On a recent visit to one of the best Farm Markets in New Jersey known as Delicious Orchards I felt like a kid in a candy store. It was so busy this time of year, that parking attendants had to help direct traffic! It took a while, but after finally finding a parking spot, it was time to shop.
There was an abundant selection of baked goods, prepared foods, and my favorite section towards the back, the produce department. It is unlike any grocery store around because many of the fruits and vegetables are Jersey Fresh and Organic. Out of the corner of my eye, it appeared the Bartlett Pears had reached their optimum harvest time. I grabbed a tote bag (or 2), and a few other fresh items envisioning scrumptious recipes.
One of my recipes calls for ripe Bartlett pears. It has to be made on the day they are ripe, not one day before, not one day after.
Simple Poached Pears
- 8-10 Gently Peeled and de-cored (by way of the bottom) ripe Bartlett Pears. Leave on the stem.
- 1/2 c sugar
- water to fill 1/3 of a large pot full
- cinnamon stick
- After peeling the pear, gently take your corer and cut out the core from the bottom. If there are any tough strings, use a very small paring knife to loosen it, the core will come out in pieces.
- Bring the pot of sugar-water to a boil adding the cinnamon stick. With a slotted spoon, gently place the pears in the water for about 15-20 minutes, if they are not fully immersed, rotate them so all sides cook evenly.
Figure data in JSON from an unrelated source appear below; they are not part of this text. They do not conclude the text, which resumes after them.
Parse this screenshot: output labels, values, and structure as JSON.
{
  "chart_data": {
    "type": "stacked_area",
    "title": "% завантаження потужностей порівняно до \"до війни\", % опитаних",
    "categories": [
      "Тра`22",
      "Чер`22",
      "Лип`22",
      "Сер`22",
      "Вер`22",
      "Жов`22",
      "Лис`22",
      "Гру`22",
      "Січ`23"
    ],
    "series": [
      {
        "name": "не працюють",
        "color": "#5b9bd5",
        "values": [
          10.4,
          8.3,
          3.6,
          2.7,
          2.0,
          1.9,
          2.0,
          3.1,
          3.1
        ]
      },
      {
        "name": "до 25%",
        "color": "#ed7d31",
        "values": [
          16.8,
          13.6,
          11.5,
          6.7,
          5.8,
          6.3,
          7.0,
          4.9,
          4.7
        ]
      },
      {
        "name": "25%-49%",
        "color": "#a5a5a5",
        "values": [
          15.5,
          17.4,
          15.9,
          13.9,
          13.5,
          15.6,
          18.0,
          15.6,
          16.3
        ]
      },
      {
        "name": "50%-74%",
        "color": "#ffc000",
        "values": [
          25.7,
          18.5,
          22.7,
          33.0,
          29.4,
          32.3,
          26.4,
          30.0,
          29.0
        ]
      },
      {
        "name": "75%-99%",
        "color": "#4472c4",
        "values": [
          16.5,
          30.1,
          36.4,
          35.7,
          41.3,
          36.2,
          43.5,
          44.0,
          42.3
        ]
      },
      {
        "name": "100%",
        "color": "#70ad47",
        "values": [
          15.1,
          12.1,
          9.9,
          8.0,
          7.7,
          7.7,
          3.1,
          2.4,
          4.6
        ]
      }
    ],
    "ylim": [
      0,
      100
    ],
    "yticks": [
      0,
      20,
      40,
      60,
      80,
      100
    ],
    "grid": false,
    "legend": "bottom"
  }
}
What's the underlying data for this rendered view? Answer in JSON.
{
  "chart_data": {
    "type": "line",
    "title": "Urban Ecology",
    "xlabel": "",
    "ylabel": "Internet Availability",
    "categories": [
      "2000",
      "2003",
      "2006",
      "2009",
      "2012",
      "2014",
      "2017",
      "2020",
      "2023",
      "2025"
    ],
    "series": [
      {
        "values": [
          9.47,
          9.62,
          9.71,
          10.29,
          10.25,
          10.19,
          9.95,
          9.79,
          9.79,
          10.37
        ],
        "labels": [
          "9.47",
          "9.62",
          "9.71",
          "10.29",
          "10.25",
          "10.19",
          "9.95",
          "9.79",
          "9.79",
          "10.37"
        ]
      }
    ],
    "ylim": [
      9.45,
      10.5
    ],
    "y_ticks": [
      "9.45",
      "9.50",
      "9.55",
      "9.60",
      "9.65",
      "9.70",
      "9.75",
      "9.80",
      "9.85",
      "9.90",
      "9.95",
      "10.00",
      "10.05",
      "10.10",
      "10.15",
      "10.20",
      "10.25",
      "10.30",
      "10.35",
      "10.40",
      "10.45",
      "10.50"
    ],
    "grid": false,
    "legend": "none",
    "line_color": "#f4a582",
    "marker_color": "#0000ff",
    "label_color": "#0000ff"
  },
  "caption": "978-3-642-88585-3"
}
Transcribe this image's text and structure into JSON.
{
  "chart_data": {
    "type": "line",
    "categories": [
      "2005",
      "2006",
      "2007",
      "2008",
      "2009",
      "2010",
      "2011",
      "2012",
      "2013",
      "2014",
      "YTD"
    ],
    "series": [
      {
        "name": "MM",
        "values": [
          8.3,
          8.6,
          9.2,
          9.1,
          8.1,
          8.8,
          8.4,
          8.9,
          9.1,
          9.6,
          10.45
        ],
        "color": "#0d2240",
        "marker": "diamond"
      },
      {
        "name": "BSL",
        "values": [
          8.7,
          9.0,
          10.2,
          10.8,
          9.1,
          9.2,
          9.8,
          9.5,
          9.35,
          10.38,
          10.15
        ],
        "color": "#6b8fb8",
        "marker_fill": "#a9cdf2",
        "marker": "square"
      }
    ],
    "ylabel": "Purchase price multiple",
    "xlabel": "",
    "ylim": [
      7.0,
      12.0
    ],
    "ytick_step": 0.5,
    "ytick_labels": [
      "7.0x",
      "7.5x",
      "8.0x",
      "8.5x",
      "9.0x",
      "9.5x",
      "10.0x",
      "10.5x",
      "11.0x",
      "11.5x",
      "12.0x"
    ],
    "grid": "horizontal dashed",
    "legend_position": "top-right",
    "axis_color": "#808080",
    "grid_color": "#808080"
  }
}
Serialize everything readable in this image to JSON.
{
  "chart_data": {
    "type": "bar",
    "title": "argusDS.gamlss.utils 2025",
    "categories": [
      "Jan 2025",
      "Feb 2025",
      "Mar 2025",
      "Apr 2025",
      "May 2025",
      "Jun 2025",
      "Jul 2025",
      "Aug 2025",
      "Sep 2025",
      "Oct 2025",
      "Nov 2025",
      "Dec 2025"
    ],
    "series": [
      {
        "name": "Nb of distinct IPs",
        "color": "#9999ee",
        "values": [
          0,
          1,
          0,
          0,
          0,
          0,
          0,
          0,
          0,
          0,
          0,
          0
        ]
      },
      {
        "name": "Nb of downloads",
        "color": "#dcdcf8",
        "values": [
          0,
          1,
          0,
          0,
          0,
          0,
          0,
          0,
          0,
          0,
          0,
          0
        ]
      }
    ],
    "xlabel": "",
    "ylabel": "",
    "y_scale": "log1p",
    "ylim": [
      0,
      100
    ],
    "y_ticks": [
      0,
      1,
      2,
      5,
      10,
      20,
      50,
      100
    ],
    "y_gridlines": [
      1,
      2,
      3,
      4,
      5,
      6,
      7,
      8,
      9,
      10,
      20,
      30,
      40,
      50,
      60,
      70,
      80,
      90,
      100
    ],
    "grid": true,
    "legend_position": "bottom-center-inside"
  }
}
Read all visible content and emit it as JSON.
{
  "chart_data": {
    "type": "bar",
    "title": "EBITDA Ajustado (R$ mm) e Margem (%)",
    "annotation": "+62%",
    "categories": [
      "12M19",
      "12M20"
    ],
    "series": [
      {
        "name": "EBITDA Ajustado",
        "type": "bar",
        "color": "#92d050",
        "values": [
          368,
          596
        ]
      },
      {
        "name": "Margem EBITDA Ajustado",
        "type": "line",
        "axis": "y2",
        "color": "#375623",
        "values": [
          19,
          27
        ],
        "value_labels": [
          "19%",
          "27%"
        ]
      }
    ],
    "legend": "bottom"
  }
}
- Remove the pears one by one to cool.
- The remaining pear/cinnamon liquid can be strained into a smaller pot and cooked down for 40-50 minutes until it is a thick liquid. If desired, you can add a few spoons of pear flavored liquor. Use this syrup to coat the poached pears prior to your presentation, feel free to sprinkle with toasted pecan bits. These pears can be served individually with a scoop of vanilla ice cream.